Medikamentöse Behandlung
Seit den 50er Jahren wurde eine Reihe wirksamer neuer Medikamente entdeckt. Heute kann man die Symptome von schweren psychischen Störungen oder Geisteskrankheiten oft medikamentös unter Kontrolle halten. So brauchen Menschen, die an Schizophrenie, einer manisch-depressiven Erkrankung oder schweren Depressionen leiden, heute oft nicht mehr allzu lange Zeit in einer Klinik behandelt zu werden, sondern können in ihrer gewohnten Umgebung leben, vorausgesetzt, es sind ausreichende Betreuungsmöglichkeiten gegeben und die Krankheit kann auf eine Medikation eingestellt werden. Es dauert oft eine ganze Weile, bis die Medikamente eine ausreichende Konzentration im Körper erreicht haben (Plasmaspiegel), und deshalb können Wochen vergehen, bis der Patient eine Wirkung bei sich feststellt. Patienten, die Medikamente gegen psychische Krankheiten einnehmen, sollten auf keinen Fall die Dosierung ändern oder die Mittel absetzen, ohne vorher den Arzt darüber zu informieren. Oft müssen die Medikamente noch eine Zeitlang weiter eingenommen werden, wenn sich die Patienten besser fühlen, um einem Rückfall vorzubeugen. Die Medikamente werden dann unter Anleitung des Arztes allmählich abgesetzt, weil sonst unangenehme Entzugserscheinungen auftreten können.
Analytisch orientierte Verfahren
Eine sehr häufig angewandte Methode ist die analytisch orientierte Psychotherapie, die sich auf die klassische Psychoanalyse stützt. Bei dieser Therapieform wird die Aufdeckung der unbewussten Konflikte angestrebt.

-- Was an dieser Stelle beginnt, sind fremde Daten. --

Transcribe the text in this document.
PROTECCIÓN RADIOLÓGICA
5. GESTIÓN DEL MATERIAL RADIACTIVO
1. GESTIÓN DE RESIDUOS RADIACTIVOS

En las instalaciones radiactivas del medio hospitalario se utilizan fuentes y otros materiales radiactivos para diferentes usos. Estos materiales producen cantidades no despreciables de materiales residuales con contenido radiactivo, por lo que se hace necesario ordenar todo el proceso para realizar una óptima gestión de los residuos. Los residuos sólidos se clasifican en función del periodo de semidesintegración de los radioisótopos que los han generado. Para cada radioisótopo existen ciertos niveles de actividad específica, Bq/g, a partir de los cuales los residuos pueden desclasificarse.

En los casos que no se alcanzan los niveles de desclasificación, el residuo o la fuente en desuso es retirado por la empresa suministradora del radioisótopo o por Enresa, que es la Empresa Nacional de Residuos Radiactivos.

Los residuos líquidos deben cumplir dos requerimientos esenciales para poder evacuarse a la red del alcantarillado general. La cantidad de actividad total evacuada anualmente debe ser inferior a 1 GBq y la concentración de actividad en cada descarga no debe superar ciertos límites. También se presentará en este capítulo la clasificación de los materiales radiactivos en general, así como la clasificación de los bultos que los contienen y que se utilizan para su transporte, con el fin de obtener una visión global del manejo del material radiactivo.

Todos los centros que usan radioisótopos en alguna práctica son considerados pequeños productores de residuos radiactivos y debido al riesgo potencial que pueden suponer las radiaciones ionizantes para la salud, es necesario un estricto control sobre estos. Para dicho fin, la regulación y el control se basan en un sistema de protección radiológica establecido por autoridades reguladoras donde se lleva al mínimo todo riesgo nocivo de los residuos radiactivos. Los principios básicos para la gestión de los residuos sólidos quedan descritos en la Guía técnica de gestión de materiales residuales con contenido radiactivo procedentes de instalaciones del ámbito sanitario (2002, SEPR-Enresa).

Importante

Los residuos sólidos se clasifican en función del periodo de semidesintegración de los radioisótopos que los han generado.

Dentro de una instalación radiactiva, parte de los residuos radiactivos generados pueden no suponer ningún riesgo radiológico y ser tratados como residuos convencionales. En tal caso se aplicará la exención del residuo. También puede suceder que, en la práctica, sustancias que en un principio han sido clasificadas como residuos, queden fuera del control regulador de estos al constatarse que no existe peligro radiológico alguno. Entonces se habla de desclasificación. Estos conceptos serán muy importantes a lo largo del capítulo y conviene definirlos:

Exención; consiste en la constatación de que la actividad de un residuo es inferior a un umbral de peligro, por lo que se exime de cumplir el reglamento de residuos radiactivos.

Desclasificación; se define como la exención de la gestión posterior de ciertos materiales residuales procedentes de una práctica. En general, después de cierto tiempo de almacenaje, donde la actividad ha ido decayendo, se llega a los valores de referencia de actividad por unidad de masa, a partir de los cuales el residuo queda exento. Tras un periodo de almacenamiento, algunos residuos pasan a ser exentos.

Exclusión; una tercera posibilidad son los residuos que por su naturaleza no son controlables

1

Häufig wird diese Methode bei psychosomatischen Erkrankungen angewendet, da hier die der Krankheit zugrunde liegenden Konflikte meistens unbewusst sind. Die Konflikte werden aufgedeckt, indem aus dem Verhalten, den Gedanken und Trauminhalten des Klienten unbewusste Konflikte erschlossen und durch Interpretationen bewusst gemacht werden. Auch die Gestalttherapie stützt sich auf die analytische Theorie. Während in der Psychoanalyse der Patient über Verhaltensweisen und Trauminhalte nachdenkt, wird hier die Therapie immer wieder auf die gegenwärtige Situation zurückgeführt. Durch das ständige Hinführen auf das „Hier und Jetzt“ will diese Therapie die Persönlichkeit in ihrer wahren Gestalt wiederherstellen und die Wahrnehmung seines Selbst fördern. Die psychoanalytischen Verfahren erstrecken sich in vielen Fällen über einen langen Zeitraum. Das ist auch ein wesentlicher Kritikpunkt der Verfechter der Verhaltenstherapie.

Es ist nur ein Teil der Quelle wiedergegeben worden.